Thursday, March 11, 2004

West Chester urged to file plans to protect grant for museum

By John Kiesewetter
The Cincinnati Enquirer

WEST CHESTER TWP. - Township trustees, who don't want to put another park levy on the ballot yet, have to provide financial support plans so that a Voice of America museum can receive a $40,000 grant.

The money was donated to the Veterans' Voice of America Fund by the Greater Cincinnati Foundation, on the condition the township pass a park levy in the next year.

But township trustees say they don't plan to put another park levy on the ballot soon, after the crushing defeat of a five-year, 1.95-mill issue in November. That money would have paid for improvements throughout the park system, including part of the cost of creating the Voice of America museum, said Bill Zerkle, township parks director.

The estimated price tag is $5 million for constructing museums and exhibits in the historic building from which the U.S. began broadcasting news and programming to the world in 1944.

The foundation pledged $40,000 toward the $100,000 lobby elevator, said Fred Carroll, vice president of the Veterans' Voice of America Fund.

The park levy stipulation was included to assure the township had funds to operate the museum, said Beth Reiter, the foundation's communications director.
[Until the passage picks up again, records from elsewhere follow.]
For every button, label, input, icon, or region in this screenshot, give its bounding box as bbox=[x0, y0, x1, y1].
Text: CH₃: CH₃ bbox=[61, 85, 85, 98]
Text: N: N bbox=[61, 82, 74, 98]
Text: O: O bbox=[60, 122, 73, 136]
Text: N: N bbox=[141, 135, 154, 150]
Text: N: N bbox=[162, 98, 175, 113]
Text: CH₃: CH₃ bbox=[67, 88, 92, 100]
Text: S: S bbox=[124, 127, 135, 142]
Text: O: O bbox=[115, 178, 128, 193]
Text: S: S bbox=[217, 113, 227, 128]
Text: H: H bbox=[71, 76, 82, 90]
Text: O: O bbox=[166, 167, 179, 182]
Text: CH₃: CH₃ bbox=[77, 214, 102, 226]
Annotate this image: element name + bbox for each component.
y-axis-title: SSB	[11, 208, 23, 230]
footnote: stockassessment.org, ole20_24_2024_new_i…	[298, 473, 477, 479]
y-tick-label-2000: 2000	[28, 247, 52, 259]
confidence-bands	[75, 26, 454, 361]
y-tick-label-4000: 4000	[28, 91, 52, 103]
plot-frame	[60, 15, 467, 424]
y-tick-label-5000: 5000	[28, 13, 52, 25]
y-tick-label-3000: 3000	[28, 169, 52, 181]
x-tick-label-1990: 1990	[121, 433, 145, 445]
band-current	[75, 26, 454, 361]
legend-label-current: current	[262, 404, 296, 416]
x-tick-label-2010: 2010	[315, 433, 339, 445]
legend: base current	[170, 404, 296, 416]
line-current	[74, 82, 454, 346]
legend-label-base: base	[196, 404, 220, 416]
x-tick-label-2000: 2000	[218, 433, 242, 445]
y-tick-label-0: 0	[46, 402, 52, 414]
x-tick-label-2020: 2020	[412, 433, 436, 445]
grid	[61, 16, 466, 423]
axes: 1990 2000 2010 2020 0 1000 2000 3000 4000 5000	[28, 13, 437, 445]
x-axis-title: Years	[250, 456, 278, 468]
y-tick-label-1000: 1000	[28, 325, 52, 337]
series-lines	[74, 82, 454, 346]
But it's not a deal-breaker, she said Wednesday.

"If the township has a formal alternative plan to sustain that facility as a museum, they are encouraged to present it to the foundation, and our grant review committee will consider it, at the latest in May," she said Wednesday.

Trustees said they want to talk to foundation officers about how they can demonstrate their commitment to the museum.

Trustees also Tuesday passed a resolution stating that the Voice of America museum "was the best use" of the two-story yellow brick building on 330 acres of park property along Tylersville Road.

The VOA will house three museums - the Gray Wireless antique radio collection previously displayed at WGUC-FM; the Media Heritage collection by WVXU-FM staffers Mike Martini and Mark Magistrelli, and an amateur radio museum, Carroll said.